The first of these is on-going staff shortages, resulting in a lack of time and internal resources.
For travelers, staff shortages can spell travel delays and a reduction in services, from restaurant reservations to the elimination of fewer daily housekeeping services. This is particularly problematic if holding on to a higher ADR. Consumers are willing to pay more, but you will need to be able to offer an experience that fully qualifies your price. Striking this balance could be key to your recovery.
Staying on top of market knowledge and insights
As an industry we’re now acutely aware of the speed at which situations can change, and have changed over the last two years. Those who’ve been able to keep a constant pulse on developments and react swiftly have come out on top, and we don’t expect that to change.

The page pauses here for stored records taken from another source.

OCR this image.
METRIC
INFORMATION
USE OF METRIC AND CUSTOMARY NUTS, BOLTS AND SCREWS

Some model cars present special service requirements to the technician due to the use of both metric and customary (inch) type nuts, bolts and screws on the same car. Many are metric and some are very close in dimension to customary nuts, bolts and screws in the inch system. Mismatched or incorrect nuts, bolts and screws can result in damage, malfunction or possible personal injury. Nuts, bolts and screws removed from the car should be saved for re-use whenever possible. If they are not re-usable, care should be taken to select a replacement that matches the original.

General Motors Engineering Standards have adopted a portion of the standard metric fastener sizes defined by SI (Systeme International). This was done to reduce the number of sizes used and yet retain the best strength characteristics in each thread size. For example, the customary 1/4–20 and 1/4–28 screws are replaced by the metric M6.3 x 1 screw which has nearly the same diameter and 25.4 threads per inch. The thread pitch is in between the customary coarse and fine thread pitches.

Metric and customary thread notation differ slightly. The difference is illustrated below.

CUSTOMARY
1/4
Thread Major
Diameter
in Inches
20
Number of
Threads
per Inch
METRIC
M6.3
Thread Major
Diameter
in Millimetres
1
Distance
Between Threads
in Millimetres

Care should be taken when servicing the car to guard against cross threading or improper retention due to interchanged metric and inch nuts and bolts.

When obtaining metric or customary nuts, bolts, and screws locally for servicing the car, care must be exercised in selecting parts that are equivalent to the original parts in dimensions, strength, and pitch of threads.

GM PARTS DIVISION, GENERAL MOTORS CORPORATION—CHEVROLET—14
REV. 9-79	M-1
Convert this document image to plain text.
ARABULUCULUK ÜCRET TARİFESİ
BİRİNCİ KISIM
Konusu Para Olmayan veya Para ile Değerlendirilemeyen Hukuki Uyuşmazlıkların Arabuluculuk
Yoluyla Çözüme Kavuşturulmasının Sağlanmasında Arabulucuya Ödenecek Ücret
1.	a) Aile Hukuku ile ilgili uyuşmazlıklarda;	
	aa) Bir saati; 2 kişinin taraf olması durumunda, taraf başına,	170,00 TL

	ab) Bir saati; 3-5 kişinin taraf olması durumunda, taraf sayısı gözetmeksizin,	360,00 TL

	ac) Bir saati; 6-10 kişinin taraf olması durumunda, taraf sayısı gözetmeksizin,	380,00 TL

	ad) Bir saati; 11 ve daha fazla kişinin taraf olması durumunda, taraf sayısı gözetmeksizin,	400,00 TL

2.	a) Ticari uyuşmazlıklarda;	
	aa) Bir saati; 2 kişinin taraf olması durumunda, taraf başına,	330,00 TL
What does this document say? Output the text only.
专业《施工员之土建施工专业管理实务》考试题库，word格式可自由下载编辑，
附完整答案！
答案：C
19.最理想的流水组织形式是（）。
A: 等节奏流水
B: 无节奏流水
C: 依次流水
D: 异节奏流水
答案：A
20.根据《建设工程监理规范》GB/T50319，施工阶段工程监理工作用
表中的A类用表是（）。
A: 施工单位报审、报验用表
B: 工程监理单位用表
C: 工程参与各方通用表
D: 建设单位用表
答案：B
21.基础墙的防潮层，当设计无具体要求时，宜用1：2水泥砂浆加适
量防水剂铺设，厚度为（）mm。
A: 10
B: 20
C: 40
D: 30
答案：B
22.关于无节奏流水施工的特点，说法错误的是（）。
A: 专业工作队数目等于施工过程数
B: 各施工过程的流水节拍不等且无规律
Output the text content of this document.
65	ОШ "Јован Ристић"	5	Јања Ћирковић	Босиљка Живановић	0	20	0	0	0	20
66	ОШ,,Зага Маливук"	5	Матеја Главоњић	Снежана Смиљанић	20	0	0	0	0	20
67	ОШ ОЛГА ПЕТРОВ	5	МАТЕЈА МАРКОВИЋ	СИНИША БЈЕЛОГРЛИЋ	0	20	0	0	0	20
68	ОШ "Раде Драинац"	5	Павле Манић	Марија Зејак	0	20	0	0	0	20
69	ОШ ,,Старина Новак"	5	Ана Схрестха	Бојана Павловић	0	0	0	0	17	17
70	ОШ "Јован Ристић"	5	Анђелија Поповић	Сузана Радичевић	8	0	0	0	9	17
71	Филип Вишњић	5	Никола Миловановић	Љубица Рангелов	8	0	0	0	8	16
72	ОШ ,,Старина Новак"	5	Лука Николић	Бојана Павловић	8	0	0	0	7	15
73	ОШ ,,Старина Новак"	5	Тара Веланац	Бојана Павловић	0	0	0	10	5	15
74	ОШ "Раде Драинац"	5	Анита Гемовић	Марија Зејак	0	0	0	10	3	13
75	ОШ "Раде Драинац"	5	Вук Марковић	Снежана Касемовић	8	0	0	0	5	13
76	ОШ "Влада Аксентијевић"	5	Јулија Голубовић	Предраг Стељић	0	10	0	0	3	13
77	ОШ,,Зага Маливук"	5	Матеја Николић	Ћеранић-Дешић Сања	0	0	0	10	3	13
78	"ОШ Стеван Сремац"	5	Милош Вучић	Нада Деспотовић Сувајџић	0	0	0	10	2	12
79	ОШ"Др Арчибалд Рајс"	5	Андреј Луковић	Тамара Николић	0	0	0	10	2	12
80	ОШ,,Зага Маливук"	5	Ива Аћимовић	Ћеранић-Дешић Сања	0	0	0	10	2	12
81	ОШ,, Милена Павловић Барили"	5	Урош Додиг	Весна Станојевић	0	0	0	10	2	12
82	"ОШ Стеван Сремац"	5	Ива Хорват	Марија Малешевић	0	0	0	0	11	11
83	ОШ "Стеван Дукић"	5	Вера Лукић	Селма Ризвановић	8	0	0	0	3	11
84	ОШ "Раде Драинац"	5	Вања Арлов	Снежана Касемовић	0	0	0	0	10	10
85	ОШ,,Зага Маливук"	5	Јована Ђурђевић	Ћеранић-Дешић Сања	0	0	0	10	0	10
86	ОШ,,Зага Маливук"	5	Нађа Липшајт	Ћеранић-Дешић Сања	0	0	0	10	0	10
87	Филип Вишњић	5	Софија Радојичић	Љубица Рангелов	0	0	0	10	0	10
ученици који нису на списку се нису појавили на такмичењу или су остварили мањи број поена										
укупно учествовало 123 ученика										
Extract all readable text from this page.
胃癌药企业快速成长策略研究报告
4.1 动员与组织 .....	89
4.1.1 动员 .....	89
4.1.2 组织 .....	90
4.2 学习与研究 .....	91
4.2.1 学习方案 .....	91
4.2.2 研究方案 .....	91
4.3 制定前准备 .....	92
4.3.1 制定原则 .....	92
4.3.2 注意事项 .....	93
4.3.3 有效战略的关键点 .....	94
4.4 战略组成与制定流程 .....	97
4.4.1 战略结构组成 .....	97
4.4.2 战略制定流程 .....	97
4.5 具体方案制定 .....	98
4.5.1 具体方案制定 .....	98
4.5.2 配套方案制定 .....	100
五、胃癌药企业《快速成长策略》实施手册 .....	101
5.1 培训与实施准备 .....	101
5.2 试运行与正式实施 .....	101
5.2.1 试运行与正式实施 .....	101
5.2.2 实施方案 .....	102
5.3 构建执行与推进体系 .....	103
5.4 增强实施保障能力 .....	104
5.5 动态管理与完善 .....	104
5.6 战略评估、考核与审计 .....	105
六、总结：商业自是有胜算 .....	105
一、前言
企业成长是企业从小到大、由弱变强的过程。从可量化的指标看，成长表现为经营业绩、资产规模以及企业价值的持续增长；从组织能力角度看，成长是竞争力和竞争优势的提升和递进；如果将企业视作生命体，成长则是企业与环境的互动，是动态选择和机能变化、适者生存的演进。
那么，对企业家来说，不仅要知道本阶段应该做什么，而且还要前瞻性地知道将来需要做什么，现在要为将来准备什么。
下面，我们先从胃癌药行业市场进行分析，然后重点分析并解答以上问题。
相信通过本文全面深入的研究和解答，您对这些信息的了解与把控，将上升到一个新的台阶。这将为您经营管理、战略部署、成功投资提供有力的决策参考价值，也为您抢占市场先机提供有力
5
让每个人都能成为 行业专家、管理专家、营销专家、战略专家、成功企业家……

While the signs of recovery are very strong, a recent report from UNWTO makes it clear that we’re not out of the woods yet, so remaining forward-looking and conscious of the changes in your market is still essential. This could be the case well into 2024, according to the World Tourism Organization.
A recent quote from Michael Grove, chief operating officer of HotStats, summed the situation up perfectly:
“New revenue opportunities are rearing their heads as things stand,” Grove said. “Looking back at 2019 is not the way forward. Keeping an eye on how things are progressing and utilizing the tools we have available in the market to be able to monitor how things are changing on a monthly basis is vital. Otherwise, you’re driving in the dark. We really need to keep focus on the current situation and stop looking backwards.”
“Demand is coming back, rates are at record highs, capital is going back to the industry. Yes, Covid may have ended the golden age of travel, but the diamond age is just beginning.”
While a recovery is on the cards, on some level hoteliers must resolve to live with unpredictability for a little while more. Understanding your customers and responding to their changing needs is the key but requires time, great data and creativity.